The energy management will play an important role in the future smart grid by managing loads in an intelligent way. Energy management programs, realized via House Energy Management systems (HEMS) for smart cities, provide many benefits; consumers enjoy electricity price savings, and utility operates at reduced peak demand. This paper proposed an adaptive energy management system for islanded mode and grid-connected mode. In this paper, a hybrid system that includes distribution electric grid, photovoltaics, and batteries are employed as energy sources in the residential of the consumer in order to meet the demand. The proposed system permits coordinated operation of distributed energy resources to concede necessary active power and additional service whenever required. This paper uses home energy management system which switches between the distributed energy and the grid power sources. The home energy management system incorporates controllers for maximum power point tracking, battery charge and discharge and inverter for effective control between different sources depending upon load requirement and availability of sources at maximum powerpoint.

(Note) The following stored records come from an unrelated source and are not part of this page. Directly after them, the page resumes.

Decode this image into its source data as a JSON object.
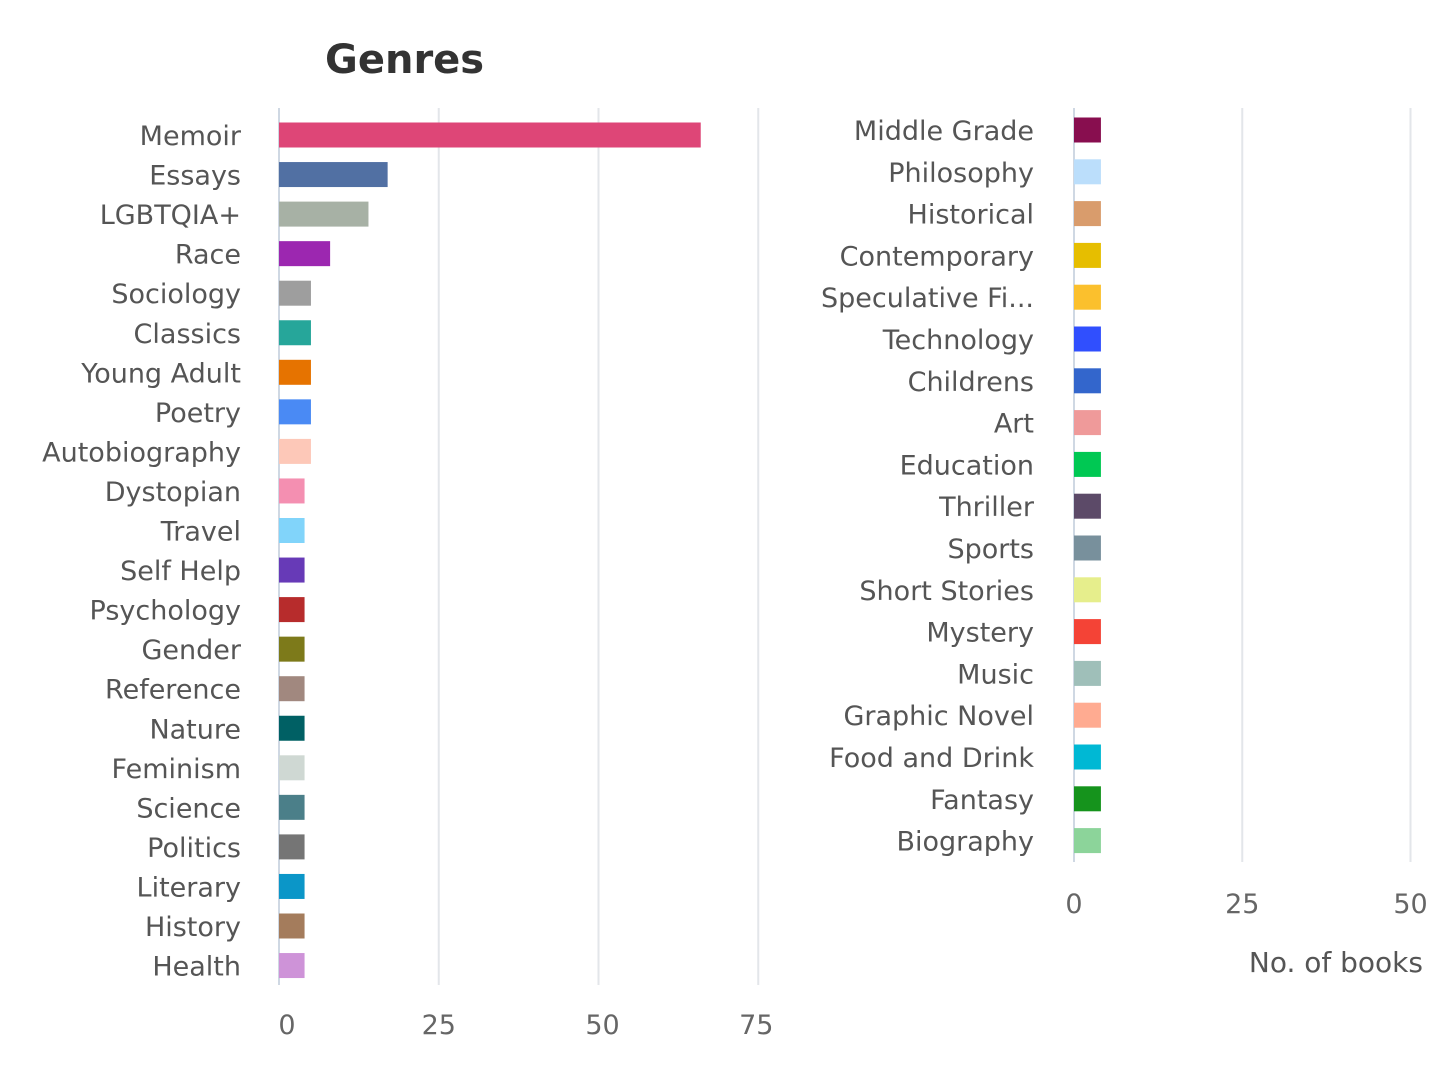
{
  "chart_data": [
    {
      "type": "bar",
      "orientation": "horizontal",
      "title": "Genres",
      "xlabel": "",
      "ylabel": "",
      "xlim": [
        0,
        75
      ],
      "xticks": [
        "0",
        "25",
        "50",
        "75"
      ],
      "grid": true,
      "categories": [
        "Memoir",
        "Essays",
        "LGBTQIA+",
        "Race",
        "Sociology",
        "Classics",
        "Young Adult",
        "Poetry",
        "Autobiography",
        "Dystopian",
        "Travel",
        "Self Help",
        "Psychology",
        "Gender",
        "Reference",
        "Nature",
        "Feminism",
        "Science",
        "Politics",
        "Literary",
        "History",
        "Health"
      ],
      "values": [
        66,
        17,
        14,
        8,
        5,
        5,
        5,
        5,
        5,
        4,
        4,
        4,
        4,
        4,
        4,
        4,
        4,
        4,
        4,
        4,
        4,
        4
      ],
      "colors": [
        "#de4677",
        "#5170a3",
        "#a7b1a5",
        "#9c27b0",
        "#9e9e9e",
        "#26a69a",
        "#e67300",
        "#4a8af4",
        "#fdc8b8",
        "#f48fb1",
        "#81d4fa",
        "#673ab7",
        "#b72c2c",
        "#7d7a1a",
        "#a1887f",
        "#006064",
        "#cfd8d3",
        "#4b7f89",
        "#757575",
        "#0b96c8",
        "#a47c5c",
        "#ce93d8"
      ]
    },
    {
      "type": "bar",
      "orientation": "horizontal",
      "title": "",
      "xlabel": "No. of books",
      "ylabel": "",
      "xlim": [
        0,
        50
      ],
      "xticks": [
        "0",
        "25",
        "50"
      ],
      "grid": true,
      "categories": [
        "Middle Grade",
        "Philosophy",
        "Historical",
        "Contemporary",
        "Speculative Fi...",
        "Technology",
        "Childrens",
        "Art",
        "Education",
        "Thriller",
        "Sports",
        "Short Stories",
        "Mystery",
        "Music",
        "Graphic Novel",
        "Food and Drink",
        "Fantasy",
        "Biography"
      ],
      "values": [
        4,
        4,
        4,
        4,
        4,
        4,
        4,
        4,
        4,
        4,
        4,
        4,
        4,
        4,
        4,
        4,
        4,
        4
      ],
      "colors": [
        "#880e4f",
        "#bbdefb",
        "#d99c6c",
        "#e6be00",
        "#fbc02d",
        "#304ffe",
        "#3366cc",
        "#ef9a9a",
        "#00c853",
        "#5c4a68",
        "#78909c",
        "#e6ee8c",
        "#f44336",
        "#9fbfb9",
        "#ffab91",
        "#00b8d4",
        "#15931c",
        "#8cd49a"
      ]
    }
  ]
}
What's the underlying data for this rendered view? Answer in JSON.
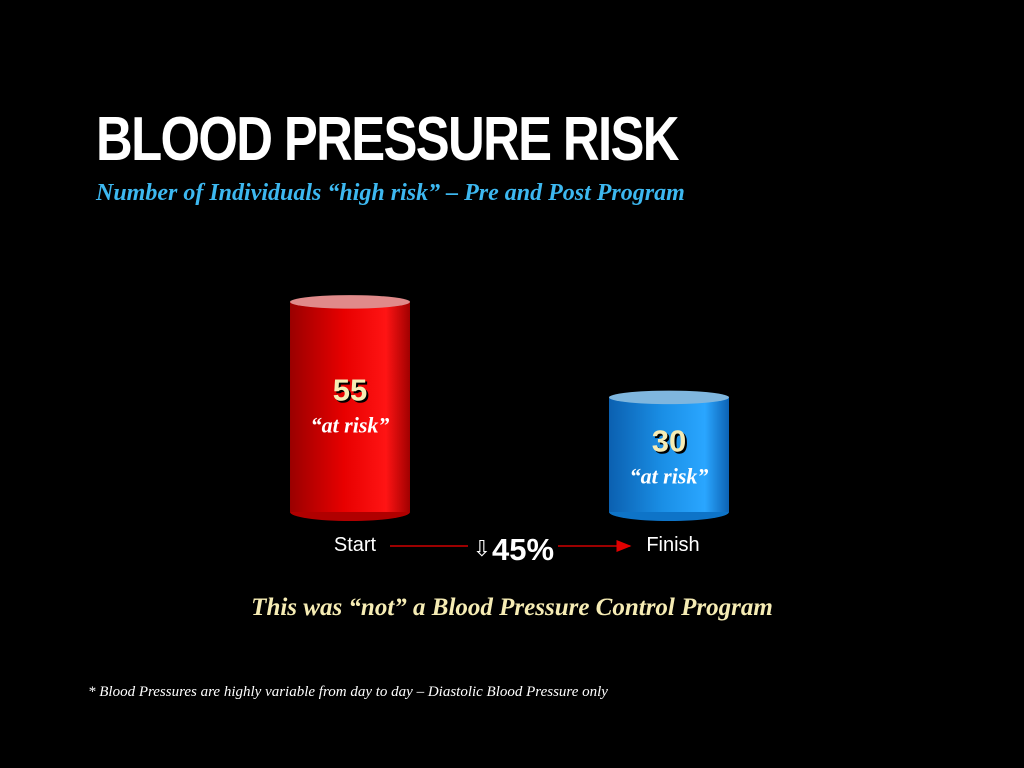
{
  "slide": {
    "title": "BLOOD PRESSURE RISK",
    "subtitle": "Number of Individuals “high risk” – Pre and Post Program",
    "change_arrow": "⇩",
    "change_label": "45%",
    "tagline": "This was “not” a Blood Pressure Control Program",
    "footnote": "* Blood Pressures are highly variable from day to day – Diastolic Blood Pressure only"
  },
  "chart_data": {
    "type": "bar",
    "title": "",
    "xlabel": "",
    "ylabel": "",
    "categories": [
      "Start",
      "Finish"
    ],
    "values": [
      55,
      30
    ],
    "value_labels": [
      "55",
      "30"
    ],
    "sublabels": [
      "“at risk”",
      "“at risk”"
    ],
    "colors": [
      "#e00000",
      "#1a8fe0"
    ],
    "ylim": [
      0,
      60
    ],
    "grid": false,
    "legend": "none"
  }
}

Also, in this paper, the Maximum Power Point Tracking (MPPT) technique is applied to the photovoltaic station to extract the maximum power from hybrid power system during variation of the environmental conditions. The operation strategy of energy storage systems is proposed to solve the power changes from photovoltaics and houses loads fluctuations locally, instead of reflecting those disturbances to the utility grid. Furthermore, the energy storage systems energy management scheme will help to achieve the peak reduction of the houses daily electrical load demand. The simulation results have verified the effectiveness and feasibility of the introduced strategy and the capability of the proposed controller for a hybrid microgrid operating in different modes.